Surface plasmons are interactions in which light creates oscillations of charges in metal structures. The new splitter separates light of two different wavelengths, sending them in opposite directions along the surface of a device. By splitting the wavelength, Bartoli and Gan have shown that optoelectronic integrated circuits, or “lights-on-a-chip,” can be developed.
“We are starting to see plasmonic structures that exhibit the predicted optical effects,” says Bartoli, the Chandler Weaver Chair of electrical and computer engineering. “We want to use these structures for bioengineering studies. We’re working with other departments to use light-on-a-chip to explore processes in cells and biomolecules.”
Bartoli and Gan, a Ph.D. candidate, hope to achieve advances in biosensors. Commercially available biosensors can detect changes in cells, but they have their limits. Biophotonics has the potential to put even smaller sensors on a chip, which would enable biologists to examine nerve cells over a longer period of time, or many cells at once. This could lead to a better understanding of Alzheimer’s, Parkinson’s and other nerve diseases.

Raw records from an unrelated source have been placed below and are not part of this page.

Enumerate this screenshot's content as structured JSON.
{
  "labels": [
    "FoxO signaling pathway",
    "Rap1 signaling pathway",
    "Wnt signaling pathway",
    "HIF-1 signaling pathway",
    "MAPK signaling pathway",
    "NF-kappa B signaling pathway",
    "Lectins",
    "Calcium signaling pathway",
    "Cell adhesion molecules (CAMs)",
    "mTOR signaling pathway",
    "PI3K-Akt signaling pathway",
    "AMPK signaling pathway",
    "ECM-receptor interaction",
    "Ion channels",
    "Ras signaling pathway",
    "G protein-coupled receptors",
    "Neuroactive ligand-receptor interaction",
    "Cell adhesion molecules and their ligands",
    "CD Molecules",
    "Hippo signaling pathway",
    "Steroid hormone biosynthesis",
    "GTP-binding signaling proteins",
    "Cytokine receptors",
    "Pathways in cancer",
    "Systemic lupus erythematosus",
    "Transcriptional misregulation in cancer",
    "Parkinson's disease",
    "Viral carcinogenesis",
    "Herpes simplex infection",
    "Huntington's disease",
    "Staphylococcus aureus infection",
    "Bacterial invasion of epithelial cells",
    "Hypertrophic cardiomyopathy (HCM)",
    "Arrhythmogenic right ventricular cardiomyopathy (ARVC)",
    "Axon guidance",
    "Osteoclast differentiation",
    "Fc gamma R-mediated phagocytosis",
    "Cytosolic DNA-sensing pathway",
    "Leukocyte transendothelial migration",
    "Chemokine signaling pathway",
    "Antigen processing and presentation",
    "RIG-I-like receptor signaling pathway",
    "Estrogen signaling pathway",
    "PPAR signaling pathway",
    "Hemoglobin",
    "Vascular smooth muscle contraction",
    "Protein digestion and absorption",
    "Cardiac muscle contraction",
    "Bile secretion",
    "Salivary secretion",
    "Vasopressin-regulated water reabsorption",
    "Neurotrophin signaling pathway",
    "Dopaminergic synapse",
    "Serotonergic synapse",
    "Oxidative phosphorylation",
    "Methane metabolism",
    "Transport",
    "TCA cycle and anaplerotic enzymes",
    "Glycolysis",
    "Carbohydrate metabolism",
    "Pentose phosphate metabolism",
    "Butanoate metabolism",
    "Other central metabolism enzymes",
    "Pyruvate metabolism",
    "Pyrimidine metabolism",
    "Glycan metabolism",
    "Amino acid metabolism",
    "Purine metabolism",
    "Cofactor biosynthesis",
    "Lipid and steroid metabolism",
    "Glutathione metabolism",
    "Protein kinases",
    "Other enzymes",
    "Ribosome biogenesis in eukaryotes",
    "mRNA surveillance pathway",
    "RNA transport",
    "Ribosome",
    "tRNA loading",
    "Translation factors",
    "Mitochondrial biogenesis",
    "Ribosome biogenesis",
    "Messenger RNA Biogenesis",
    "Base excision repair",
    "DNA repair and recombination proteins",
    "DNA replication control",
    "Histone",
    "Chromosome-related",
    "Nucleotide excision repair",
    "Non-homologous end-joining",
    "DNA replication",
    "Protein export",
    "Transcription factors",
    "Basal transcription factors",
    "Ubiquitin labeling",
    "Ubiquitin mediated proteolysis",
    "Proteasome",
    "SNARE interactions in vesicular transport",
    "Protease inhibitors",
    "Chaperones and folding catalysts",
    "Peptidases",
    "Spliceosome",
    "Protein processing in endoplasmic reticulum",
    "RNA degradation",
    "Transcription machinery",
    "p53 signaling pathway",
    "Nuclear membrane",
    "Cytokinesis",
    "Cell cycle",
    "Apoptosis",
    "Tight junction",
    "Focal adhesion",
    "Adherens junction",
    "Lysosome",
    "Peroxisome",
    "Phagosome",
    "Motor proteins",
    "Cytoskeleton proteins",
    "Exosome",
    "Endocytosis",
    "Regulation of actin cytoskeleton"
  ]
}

Potential applications in photonics, the technological heir apparent to electronics that power computers, TVs and cell phones, stagger the imagination, Bartoli says.
Optical fibers already span the globe, carrying voice and data. But the optical fiber carrying light signals has a diffraction limit: Its width must equal at least half the wavelength of the light waves inside the material. Optical chips today have wavelengths of about 1,500 nanometers, roughly 15 times larger than the smallest electronic devices currently in use. This hurdle must be overcome before photonics can replace electronic circuits in microprocessors and other computer chips.
When that goal is reached, says Bartoli, information can be delivered over the Internet at three orders of magnitude greater capacity, making a profound difference in health care, bioscience and everyday life.